Daily home dialysis appears to reduce these problems but there has not been a convenient, reliable system. Previous devices have not caught on because they were complicated and difficult to use. Plus they were expensive, bulky and time-consuming.

Since February, however, Ding has been dialyzing every day at home using a compact, low maintenance, highly automated system produced by Aksys Ltd., of Lincolnshire, Illinois. It allows her to dialyze whenever she chooses, usually in the evening after work. She can connect quickly, within less than 30 minutes, spend 100 to 120 minutes chatting with her husband, reading or watching television while on the machine, then disconnect and clean up within 15 minutes.

"It saves me almost 90 minutes a day," she says, "not counting the extra time it would take to travel back and forth to a dialysis center, where I would have to follow their schedule, not mine."

The system is much smaller than traditional machines, fitting easily in her family room.
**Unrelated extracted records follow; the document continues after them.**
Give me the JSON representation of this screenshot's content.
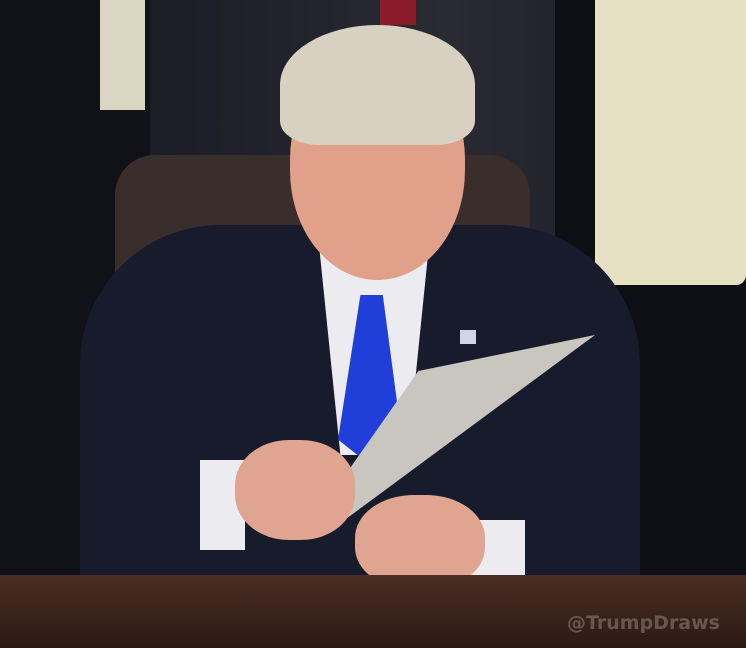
{
  "watermark": {
    "text": "@TrumpDraws"
  }
}
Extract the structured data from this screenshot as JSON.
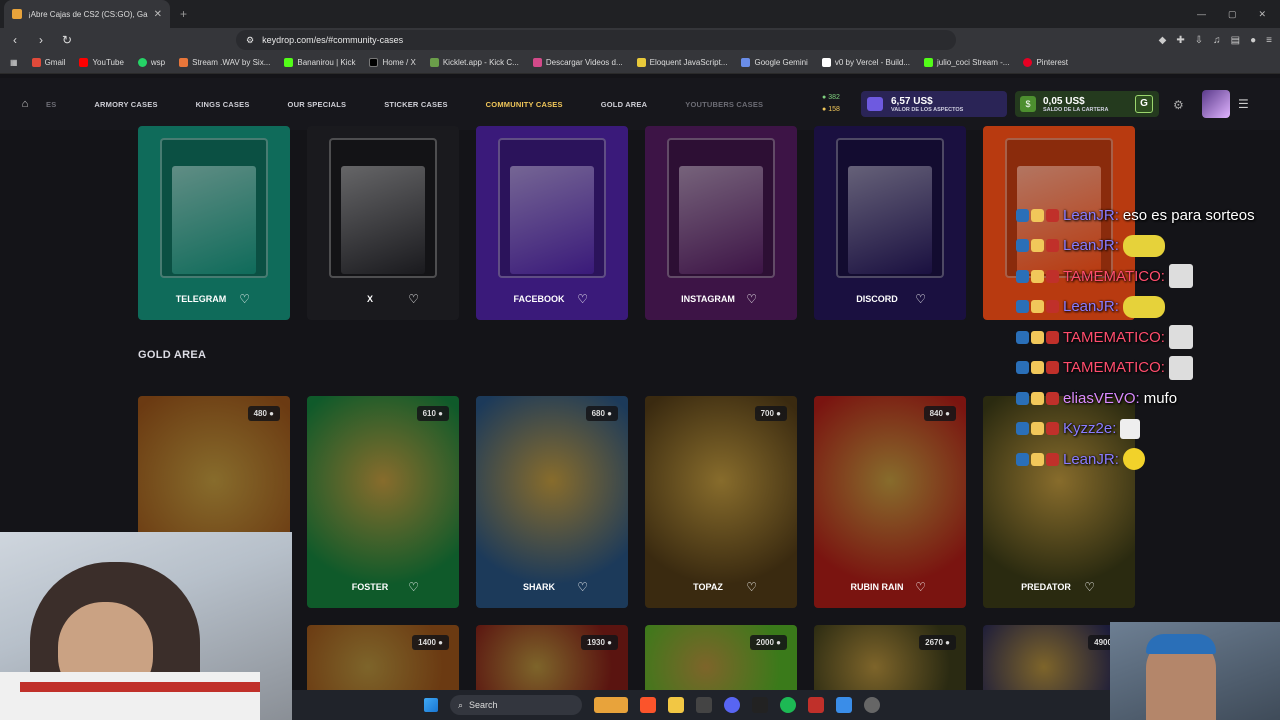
{
  "browser": {
    "tab_title": "¡Abre Cajas de CS2 (CS:GO), Gan",
    "url": "keydrop.com/es/#community-cases",
    "bookmarks": [
      "Gmail",
      "YouTube",
      "wsp",
      "Stream .WAV by Six...",
      "Bananirou | Kick",
      "Home / X",
      "Kicklet.app - Kick C...",
      "Descargar Videos d...",
      "Eloquent JavaScript...",
      "Google Gemini",
      "v0 by Vercel - Build...",
      "julio_coci Stream -...",
      "Pinterest"
    ]
  },
  "header": {
    "nav": [
      "ES",
      "ARMORY CASES",
      "KINGS CASES",
      "OUR SPECIALS",
      "STICKER CASES",
      "COMMUNITY CASES",
      "GOLD AREA",
      "YOUTUBERS CASES"
    ],
    "active_nav": "COMMUNITY CASES",
    "count_green": "382",
    "count_gold": "158",
    "skins_value": "6,57 US$",
    "skins_label": "VALOR DE LOS ASPECTOS",
    "wallet_value": "0,05 US$",
    "wallet_label": "SALDO DE LA CARTERA",
    "wallet_badge": "G"
  },
  "community_cases": [
    {
      "name": "TELEGRAM",
      "bg": "#0f6b5a"
    },
    {
      "name": "X",
      "bg": "#1a1a1e"
    },
    {
      "name": "FACEBOOK",
      "bg": "#3a1a7a"
    },
    {
      "name": "INSTAGRAM",
      "bg": "#3d1446"
    },
    {
      "name": "DISCORD",
      "bg": "#1a1040"
    },
    {
      "name": "",
      "bg": "#b83a10"
    }
  ],
  "gold_area_title": "GOLD AREA",
  "gold_cases": [
    {
      "name": "",
      "price": "480",
      "bg": "#6b3a12"
    },
    {
      "name": "FOSTER",
      "price": "610",
      "bg": "#0f5a2a"
    },
    {
      "name": "SHARK",
      "price": "680",
      "bg": "#1c3a5a"
    },
    {
      "name": "TOPAZ",
      "price": "700",
      "bg": "#3a2a10"
    },
    {
      "name": "RUBIN RAIN",
      "price": "840",
      "bg": "#7a1410"
    },
    {
      "name": "PREDATOR",
      "price": "",
      "bg": "#2a2a10"
    }
  ],
  "gold_row2": [
    {
      "price": "1400",
      "bg": "#6b3a12"
    },
    {
      "price": "1930",
      "bg": "#5a1410"
    },
    {
      "price": "2000",
      "bg": "#3a7a1a"
    },
    {
      "price": "2670",
      "bg": "#2a2a12"
    },
    {
      "price": "4900",
      "bg": "#1c1c3a"
    }
  ],
  "chat": [
    {
      "user": "LeanJR",
      "color": "#8a7cff",
      "text": "eso es para sorteos",
      "emote": ""
    },
    {
      "user": "LeanJR",
      "color": "#8a7cff",
      "text": "",
      "emote": "yellow"
    },
    {
      "user": "TAMEMATICO",
      "color": "#ff4d6d",
      "text": "",
      "emote": "face"
    },
    {
      "user": "LeanJR",
      "color": "#8a7cff",
      "text": "",
      "emote": "yellow"
    },
    {
      "user": "TAMEMATICO",
      "color": "#ff4d6d",
      "text": "",
      "emote": "face"
    },
    {
      "user": "TAMEMATICO",
      "color": "#ff4d6d",
      "text": "",
      "emote": "face"
    },
    {
      "user": "eliasVEVO",
      "color": "#d98aff",
      "text": "mufo",
      "emote": ""
    },
    {
      "user": "Kyzz2e",
      "color": "#8a7cff",
      "text": "",
      "emote": "tv"
    },
    {
      "user": "LeanJR",
      "color": "#8a7cff",
      "text": "",
      "emote": "smile"
    }
  ],
  "taskbar": {
    "search_label": "Search"
  }
}
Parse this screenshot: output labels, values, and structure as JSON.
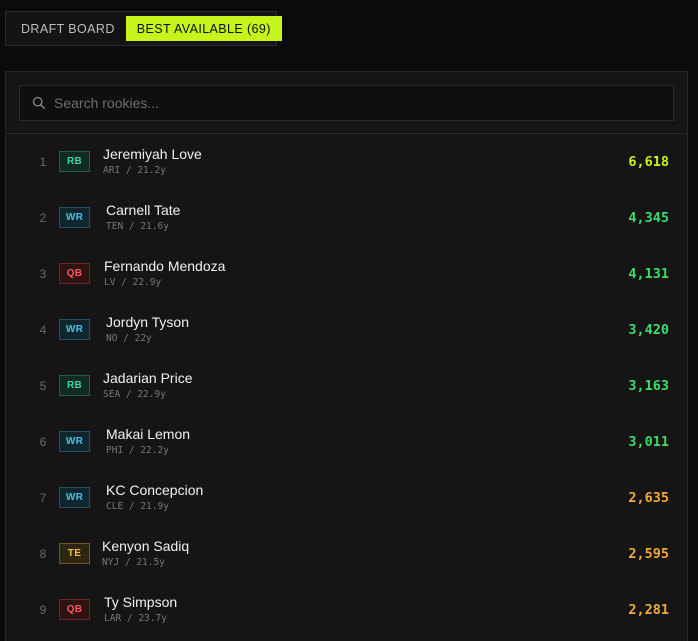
{
  "tabs": [
    {
      "label": "DRAFT BOARD",
      "active": false
    },
    {
      "label": "BEST AVAILABLE (69)",
      "active": true
    }
  ],
  "search": {
    "placeholder": "Search rookies..."
  },
  "players": [
    {
      "rank": "1",
      "pos": "RB",
      "name": "Jeremiyah Love",
      "meta": "ARI / 21.2y",
      "value": "6,618",
      "tier": "lime"
    },
    {
      "rank": "2",
      "pos": "WR",
      "name": "Carnell Tate",
      "meta": "TEN / 21.6y",
      "value": "4,345",
      "tier": "green"
    },
    {
      "rank": "3",
      "pos": "QB",
      "name": "Fernando Mendoza",
      "meta": "LV / 22.9y",
      "value": "4,131",
      "tier": "green"
    },
    {
      "rank": "4",
      "pos": "WR",
      "name": "Jordyn Tyson",
      "meta": "NO / 22y",
      "value": "3,420",
      "tier": "green"
    },
    {
      "rank": "5",
      "pos": "RB",
      "name": "Jadarian Price",
      "meta": "SEA / 22.9y",
      "value": "3,163",
      "tier": "green"
    },
    {
      "rank": "6",
      "pos": "WR",
      "name": "Makai Lemon",
      "meta": "PHI / 22.2y",
      "value": "3,011",
      "tier": "green"
    },
    {
      "rank": "7",
      "pos": "WR",
      "name": "KC Concepcion",
      "meta": "CLE / 21.9y",
      "value": "2,635",
      "tier": "orange"
    },
    {
      "rank": "8",
      "pos": "TE",
      "name": "Kenyon Sadiq",
      "meta": "NYJ / 21.5y",
      "value": "2,595",
      "tier": "orange"
    },
    {
      "rank": "9",
      "pos": "QB",
      "name": "Ty Simpson",
      "meta": "LAR / 23.7y",
      "value": "2,281",
      "tier": "orange"
    }
  ],
  "colors": {
    "accent": "#c6f51c",
    "value_green": "#3ddc6a",
    "value_orange": "#f2a93b"
  },
  "icons": {
    "search": "search-icon"
  }
}
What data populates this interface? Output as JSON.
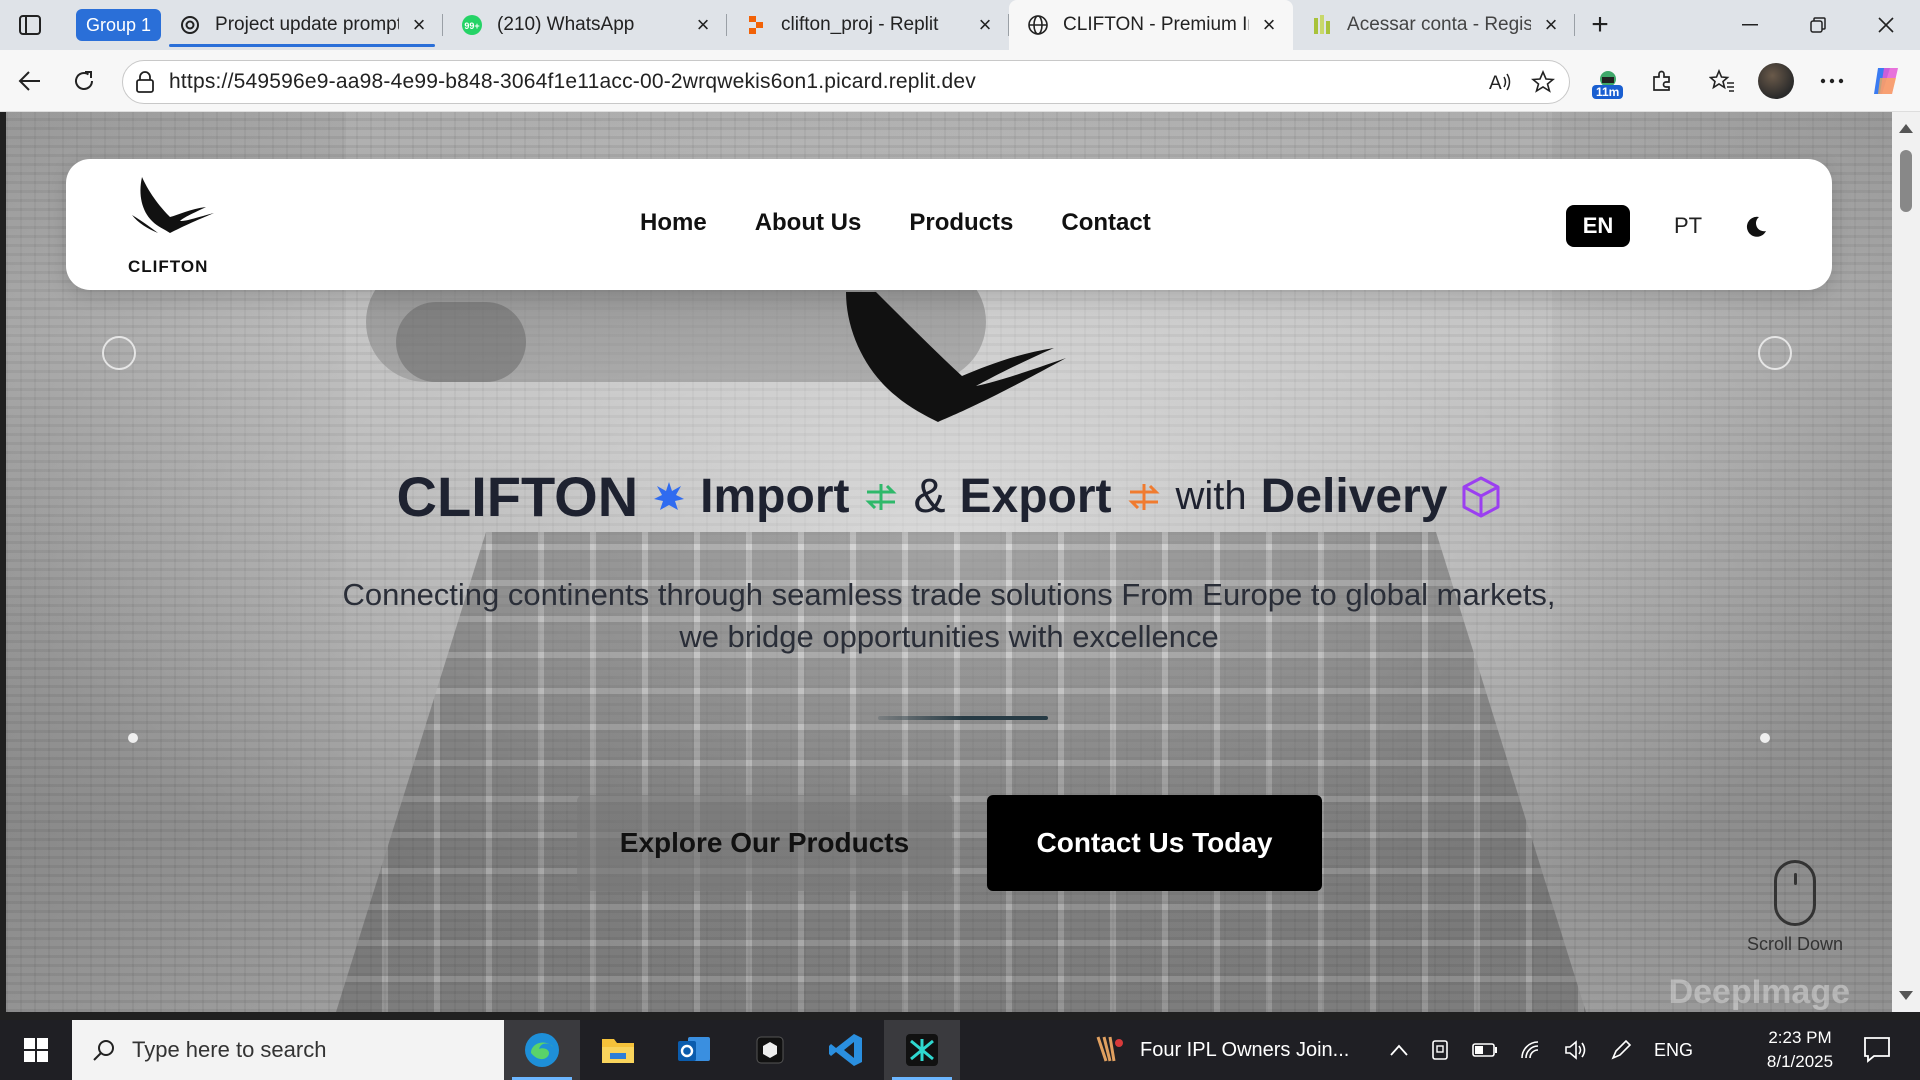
{
  "browser": {
    "tab_group_label": "Group 1",
    "tabs": [
      {
        "title": "Project update prompt",
        "icon": "chatgpt-icon",
        "grouped": true
      },
      {
        "title": "(210) WhatsApp",
        "icon": "whatsapp-icon",
        "badge": "99+"
      },
      {
        "title": "clifton_proj - Replit",
        "icon": "replit-icon"
      },
      {
        "title": "CLIFTON - Premium Imp",
        "icon": "globe-icon",
        "active": true
      },
      {
        "title": "Acessar conta - Registro",
        "icon": "registro-icon"
      }
    ],
    "url": "https://549596e9-aa98-4e99-b848-3064f1e11acc-00-2wrqwekis6on1.picard.replit.dev",
    "extension_badge": "11m"
  },
  "site": {
    "logo_text": "CLIFTON",
    "nav": [
      "Home",
      "About Us",
      "Products",
      "Contact"
    ],
    "languages": {
      "en": "EN",
      "pt": "PT",
      "selected": "EN"
    },
    "hero": {
      "brand": "CLIFTON",
      "word_import": "Import",
      "ampersand": "&",
      "word_export": "Export",
      "word_with": "with",
      "word_delivery": "Delivery",
      "subtitle_line1": "Connecting continents through seamless trade solutions From Europe to global markets,",
      "subtitle_line2": "we bridge opportunities with excellence",
      "primary_button": "Explore Our Products",
      "secondary_button": "Contact Us Today",
      "scroll_label": "Scroll Down",
      "watermark": "DeepImage"
    },
    "colors": {
      "star": "#2f6bf0",
      "import_icon": "#2fb86a",
      "export_icon": "#f07b2f",
      "delivery_icon": "#9b3ff0"
    }
  },
  "taskbar": {
    "search_placeholder": "Type here to search",
    "news_headline": "Four IPL Owners Join...",
    "language": "ENG",
    "time": "2:23 PM",
    "date": "8/1/2025"
  }
}
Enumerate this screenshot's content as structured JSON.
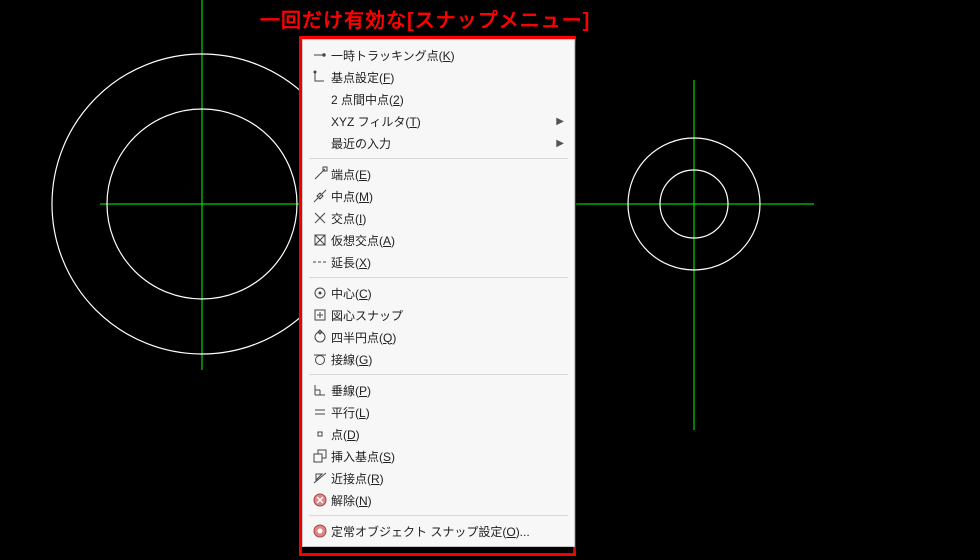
{
  "title": "一回だけ有効な[スナップメニュー]",
  "menu": {
    "group1": [
      {
        "icon": "arrow-flat",
        "label": "一時トラッキング点",
        "key": "K"
      },
      {
        "icon": "corner",
        "label": "基点設定",
        "key": "F"
      },
      {
        "icon": "",
        "label": "2 点間中点",
        "key": "2"
      },
      {
        "icon": "",
        "label": "XYZ フィルタ",
        "key": "T",
        "submenu": true
      },
      {
        "icon": "",
        "label": "最近の入力",
        "key": "",
        "submenu": true
      }
    ],
    "group2": [
      {
        "icon": "diag-end",
        "label": "端点",
        "key": "E"
      },
      {
        "icon": "diag-mid",
        "label": "中点",
        "key": "M"
      },
      {
        "icon": "x",
        "label": "交点",
        "key": "I"
      },
      {
        "icon": "x-box",
        "label": "仮想交点",
        "key": "A"
      },
      {
        "icon": "dashline",
        "label": "延長",
        "key": "X"
      }
    ],
    "group3": [
      {
        "icon": "circle-dot",
        "label": "中心",
        "key": "C"
      },
      {
        "icon": "centroid",
        "label": "図心スナップ",
        "key": ""
      },
      {
        "icon": "circle-diamond",
        "label": "四半円点",
        "key": "Q"
      },
      {
        "icon": "circle-tan",
        "label": "接線",
        "key": "G"
      }
    ],
    "group4": [
      {
        "icon": "perp",
        "label": "垂線",
        "key": "P"
      },
      {
        "icon": "parallel",
        "label": "平行",
        "key": "L"
      },
      {
        "icon": "dot",
        "label": "点",
        "key": "D"
      },
      {
        "icon": "insert",
        "label": "挿入基点",
        "key": "S"
      },
      {
        "icon": "near",
        "label": "近接点",
        "key": "R"
      },
      {
        "icon": "none",
        "label": "解除",
        "key": "N"
      }
    ],
    "group5": [
      {
        "icon": "settings",
        "label": "定常オブジェクト スナップ設定",
        "key": "O",
        "ellipsis": true
      }
    ]
  },
  "submenu_arrow": "▶"
}
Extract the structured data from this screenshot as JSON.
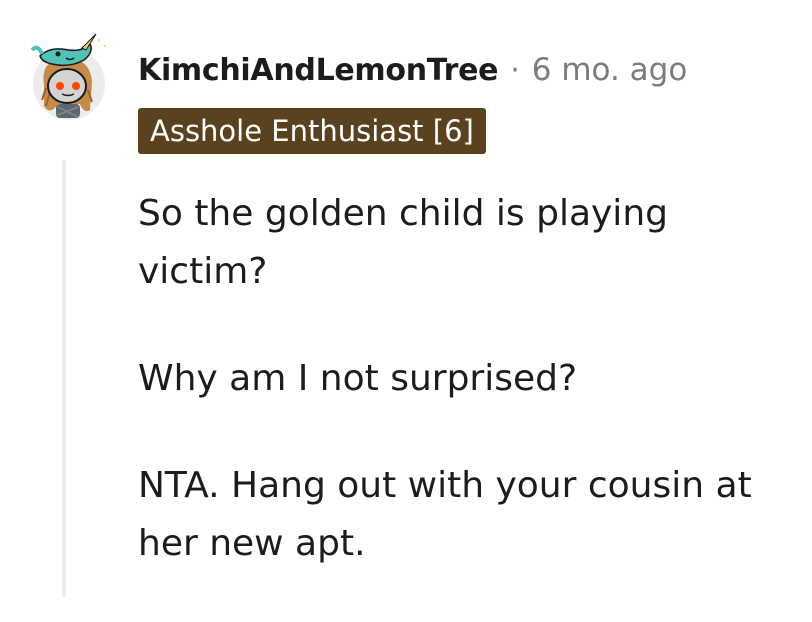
{
  "comment": {
    "username": "KimchiAndLemonTree",
    "separator": "·",
    "timestamp": "6 mo. ago",
    "flair": "Asshole Enthusiast [6]",
    "paragraphs": [
      "So the golden child is playing victim?",
      "Why am I not surprised?",
      "NTA. Hang out with your cousin at her new apt."
    ]
  },
  "colors": {
    "flair_background": "#5a421f",
    "thread_line": "#ececec",
    "meta_text": "#7c7c7c",
    "body_text": "#1c1c1c"
  },
  "icons": {
    "avatar": "snoo-avatar-with-narwhal-hat"
  }
}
An entire year of home dialysis supplies fits in a closet, requiring only 20 cubic feet of storage space, compared to the 260 cubic feet required for traditional hemodialysis supplies.

Ding, 49, has been forced to become quite an expert on dialysis. She has suffered from kidney problems since she was two years old. Born in China, she came to the United States when she was 18 for a kidney transplant from her brother, but once she arrived her doctors found that they were not immunologically compatible.

She did get a transplant from a cadaver donor in 1982 but it quickly failed, leaving her dependent on dialysis, which was not then available in China. For ten years she was able to perform peritoneal dialysis, a system that uses an abdominal membrane to filter waste products and excess fluids out of the blood - a process that can be done at home. Ironically, at the time Ding began her career working with dialysis patients as a nurse.

After another failed transplant attempt, however, an infection and accumulated scar tissue damaged her peritoneal membrane in 1991, and she could no longer rely on a peritoneal system.

Unwilling to let her disease force her to quit working or take over her life, Ding was able to find a clinic that would set her up with a traditional home dialysis system. But over time the inconvenience, time demands and sub-optimal results drove her to search for something more "user-friendly." She heard about the Aksys system and began searching for a program, which led her to Dr. Kohn.

"We were quite interested in starting a home hemodialysis program and she was the perfect first patient," said Kohn. "She was impressively well informed, knew all the alternatives and has the resolve and vision of a pioneer."

"We can clearly see that she is feeling better using this system," added Kohn. "She does not have the wide fluid level or blood solute fluctuations we see in patients treated less often. She has no cramps or nausea on the machine. She can eat the fruits and vegetable she loves, thanks to improved potassium control. And she's enjoying the free time she gets from reducing the set-up and clean-up times."

Kohn hopes to increase the number of patients in the home hemodialysis program to about 20% of the total hemodialysis patients at the University of Chicago.

"It's not for everyone," she said. "This is for motivated patients, involved in their own treatment, willing to learn, with good family support. It requires a few weeks of training and a long term commitment."

Initial costs are higher than traditional dialysis. The system does require special home plumbing, which costs about $1,500 and has not been covered by insurance. In the long run the overall costs are equivalent or lower due to savings on labor and fewer hospital admissions. Kohn is trying to contract a plumber familiar with the requirements and willing to discount the service.

"The next thing" says Ding, "is for them to adapt this machine to work while I sleep."